In an investment world turned upside down, institutional investors are looking for a strategy that rewards the risk taken in their portfolio. Liability driven investment (LDI) has been seen as the pragmatic route to removing unrewarded risk, but does risk parity investing offer a potential antidote to the wonderful world of volatility we face today?
“Where else might you get the same kind of promise as a hedge fund, but with a fixed fee?”
Ed Peters
Proponents of risk parity claim it is an effective way to reduce risk without sacrificing returns, claiming performance similar to traditional balanced 60/40 equity/bond portfolios, but – and this is the whole point – with far less risk, making it a natural fit for schemes desperate to minimise deficits.
Risk parity – also known as risk premia parity – rejects the traditional portfolio in favour of one that diversifies across asset classes. Instead of allocating along the lines of targeted return and determining how much each portion of the portfolio might deliver, the level of risk is equalised across all asset classes.
So, in risk parity the allocation to each of the asset classes is set so the volatility is the same in each case. Sounds difficult, but the job of a risk parity manager is “not enormously complicated”, says AQR Capital Management principal Mike Mendelson, as it is all about building risk diversification.
“The objective of risk parity is to make risk matter in all the portfolio, but not for any of it to matter too much,” he says. “Conceptually, all you are trying to do is use what is supposed to be diversification to get a higher risk-adjusted return. But you will only get that if you are properly risk adjusted.”
This cannot be achieved in a traditional portfolio, says Mendelson, not because traditional managers have got it wrong, but because traditional allocation is driven by a very strict ‘no leverage’ constraint. To achieve that, investors need a 60/40 – or similar – portfolio which is very concentrated in terms of risk.
Bond function
Many will see risk parity as a multi-asset portfolio, says First Quadrant co-head, global macro Ed Peters, very similar to diversified growth funds (DGFs). However, the difference between a multi-asset portfolio and a DGF is in the function of the bonds in the portfolio, he says.

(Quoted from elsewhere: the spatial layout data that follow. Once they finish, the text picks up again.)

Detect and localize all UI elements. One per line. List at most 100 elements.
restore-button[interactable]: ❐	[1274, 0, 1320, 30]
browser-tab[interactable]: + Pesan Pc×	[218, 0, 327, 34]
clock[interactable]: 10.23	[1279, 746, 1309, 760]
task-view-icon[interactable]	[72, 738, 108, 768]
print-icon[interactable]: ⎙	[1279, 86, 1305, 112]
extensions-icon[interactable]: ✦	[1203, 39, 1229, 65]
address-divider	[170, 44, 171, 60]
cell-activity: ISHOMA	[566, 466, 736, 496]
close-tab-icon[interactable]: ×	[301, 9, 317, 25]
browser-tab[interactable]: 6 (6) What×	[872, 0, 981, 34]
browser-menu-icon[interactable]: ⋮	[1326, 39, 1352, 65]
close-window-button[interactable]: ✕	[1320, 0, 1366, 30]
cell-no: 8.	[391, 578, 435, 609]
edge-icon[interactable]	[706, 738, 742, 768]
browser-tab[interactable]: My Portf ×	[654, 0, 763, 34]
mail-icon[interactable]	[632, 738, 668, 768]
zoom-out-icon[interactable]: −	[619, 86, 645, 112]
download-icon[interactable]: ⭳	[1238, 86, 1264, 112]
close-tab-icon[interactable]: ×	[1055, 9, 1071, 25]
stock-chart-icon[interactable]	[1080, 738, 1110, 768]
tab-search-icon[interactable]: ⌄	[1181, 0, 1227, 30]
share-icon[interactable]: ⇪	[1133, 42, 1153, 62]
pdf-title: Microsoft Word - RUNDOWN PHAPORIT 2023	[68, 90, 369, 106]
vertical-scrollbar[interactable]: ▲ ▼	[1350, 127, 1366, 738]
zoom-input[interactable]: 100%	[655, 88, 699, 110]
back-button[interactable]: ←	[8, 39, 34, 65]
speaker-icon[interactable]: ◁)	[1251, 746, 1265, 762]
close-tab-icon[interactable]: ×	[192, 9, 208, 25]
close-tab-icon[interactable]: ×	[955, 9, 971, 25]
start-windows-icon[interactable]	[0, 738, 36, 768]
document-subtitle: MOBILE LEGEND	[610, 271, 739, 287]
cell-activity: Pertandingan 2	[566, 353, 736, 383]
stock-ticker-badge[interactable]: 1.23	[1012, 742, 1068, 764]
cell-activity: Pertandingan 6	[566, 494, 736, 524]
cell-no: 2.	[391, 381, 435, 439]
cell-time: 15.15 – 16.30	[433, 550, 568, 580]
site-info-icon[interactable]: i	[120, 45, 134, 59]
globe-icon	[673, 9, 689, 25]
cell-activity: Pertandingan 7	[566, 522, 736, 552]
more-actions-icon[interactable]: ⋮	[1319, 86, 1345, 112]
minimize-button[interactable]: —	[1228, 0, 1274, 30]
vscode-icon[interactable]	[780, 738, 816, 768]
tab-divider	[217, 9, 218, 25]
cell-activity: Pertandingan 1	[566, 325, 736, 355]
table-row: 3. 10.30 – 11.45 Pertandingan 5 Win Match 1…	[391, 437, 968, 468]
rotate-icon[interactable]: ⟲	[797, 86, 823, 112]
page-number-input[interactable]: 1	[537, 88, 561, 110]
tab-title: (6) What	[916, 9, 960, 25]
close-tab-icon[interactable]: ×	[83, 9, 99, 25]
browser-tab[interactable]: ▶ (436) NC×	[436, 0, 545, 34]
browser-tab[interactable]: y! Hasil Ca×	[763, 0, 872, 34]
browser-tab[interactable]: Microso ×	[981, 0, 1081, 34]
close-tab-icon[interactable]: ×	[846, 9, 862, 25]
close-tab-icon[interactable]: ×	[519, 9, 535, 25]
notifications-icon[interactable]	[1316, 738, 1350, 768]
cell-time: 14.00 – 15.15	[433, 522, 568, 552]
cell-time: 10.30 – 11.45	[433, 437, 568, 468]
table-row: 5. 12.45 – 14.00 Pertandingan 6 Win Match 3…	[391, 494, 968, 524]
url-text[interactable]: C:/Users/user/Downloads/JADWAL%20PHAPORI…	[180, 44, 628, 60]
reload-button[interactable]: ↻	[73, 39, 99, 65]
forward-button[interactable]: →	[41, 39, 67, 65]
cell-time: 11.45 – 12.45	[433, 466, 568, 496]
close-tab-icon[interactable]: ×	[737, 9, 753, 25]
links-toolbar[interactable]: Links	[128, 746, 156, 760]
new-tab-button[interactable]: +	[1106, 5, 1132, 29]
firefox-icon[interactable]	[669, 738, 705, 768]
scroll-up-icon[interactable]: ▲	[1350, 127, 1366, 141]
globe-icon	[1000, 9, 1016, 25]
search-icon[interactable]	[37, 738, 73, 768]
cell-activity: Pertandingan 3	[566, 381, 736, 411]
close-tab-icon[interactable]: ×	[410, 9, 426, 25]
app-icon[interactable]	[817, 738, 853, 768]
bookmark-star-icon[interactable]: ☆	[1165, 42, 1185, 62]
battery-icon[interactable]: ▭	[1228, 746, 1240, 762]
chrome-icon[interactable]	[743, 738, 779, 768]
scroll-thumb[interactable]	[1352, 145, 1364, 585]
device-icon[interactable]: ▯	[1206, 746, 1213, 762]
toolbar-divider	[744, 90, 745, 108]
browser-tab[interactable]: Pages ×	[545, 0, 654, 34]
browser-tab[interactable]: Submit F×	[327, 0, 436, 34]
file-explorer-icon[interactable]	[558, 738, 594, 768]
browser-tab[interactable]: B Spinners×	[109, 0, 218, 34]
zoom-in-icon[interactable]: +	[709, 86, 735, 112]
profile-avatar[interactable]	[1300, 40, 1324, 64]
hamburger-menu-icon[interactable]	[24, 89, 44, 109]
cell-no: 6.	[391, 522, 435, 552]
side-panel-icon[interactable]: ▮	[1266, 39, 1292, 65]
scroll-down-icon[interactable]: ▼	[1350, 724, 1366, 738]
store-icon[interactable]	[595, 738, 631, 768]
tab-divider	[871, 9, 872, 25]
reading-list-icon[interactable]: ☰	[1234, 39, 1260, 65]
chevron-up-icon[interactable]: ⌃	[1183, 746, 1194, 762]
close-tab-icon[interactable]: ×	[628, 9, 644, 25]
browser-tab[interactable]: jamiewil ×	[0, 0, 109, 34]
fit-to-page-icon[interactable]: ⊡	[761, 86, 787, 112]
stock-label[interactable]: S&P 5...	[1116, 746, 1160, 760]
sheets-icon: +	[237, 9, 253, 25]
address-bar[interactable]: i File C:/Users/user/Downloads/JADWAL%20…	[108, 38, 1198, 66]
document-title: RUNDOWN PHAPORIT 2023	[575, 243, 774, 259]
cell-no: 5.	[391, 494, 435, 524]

In DGFs, bonds are used much like in a regular balanced portfolio to reduce volatility, but this also reduces returns because managers tend to use intermediate duration bonds.
“As equities fall in value, sovereign bonds increase, so there is a negative correlation,” says Peters. “There is also a deflation hedge – when an economy is weakening, bonds will have a capital gain.”
But traditional portfolios do not see much increase when equities are on the slide because there is not enough risk, so risk parity managers will increase the duration of the bonds. “This way you get truly diversified portfolio and make money when markets go down as well as up.” Peters claims such a strategy will deliver an equity-like return with 9% risk – equities may be around 17% – and only a 50% correlation to equities rather than the 90% correlation most DGFs display. This is achieved by the use of long-dated (20-year) zero coupon bonds.
There are five key markets targeted by the risk parity managers – US, UK, Germany, Japan and Australia. Occasionally, Canada may be the sixth, but they are selected because they are all highly rated, very liquid government bonds.
Using leverage
However, there is not a global supply of 20-year zero coupons bonds, so risk parity managers will leverage 10-year bonds in the futures market. The managers do this by buying more than the face value of the bonds to back up their position, typically 2:1 or 3:1 the face value of the bonds. This is where some people tune out – when they hear the word leverage – but this “economic leverage” is quite different from the leverage used within the normal securitisation model, with its accompanying counterparty risks we are now so familiar with, says Peters (see on page 3).
Mendelson agrees, pointing out that many investors will already be comfortable with this form of leverage. “Institutional investors are already using leverage in hedge funds, real estate and so on. It is about the judicious use of leverage, not what happened to make the world the way it is today.”
Universities Superannuation Scheme co-head of multi-asset allocation Arne Hassel believes risk parity makes sense as a long-term approach to strategic allocation. “It puts the emphasis on diversification without having strong views on the long-term returns of different asset classes. Over the past few years it has been a great strategy because of the large allocation to the rallying bond markets.”
This success is also the biggest hurdle for the strategy now, says Hassel, as many funds may feel they are late to the party and bonds are too expensive, but bonds do not have to continue to rally to be a good investment.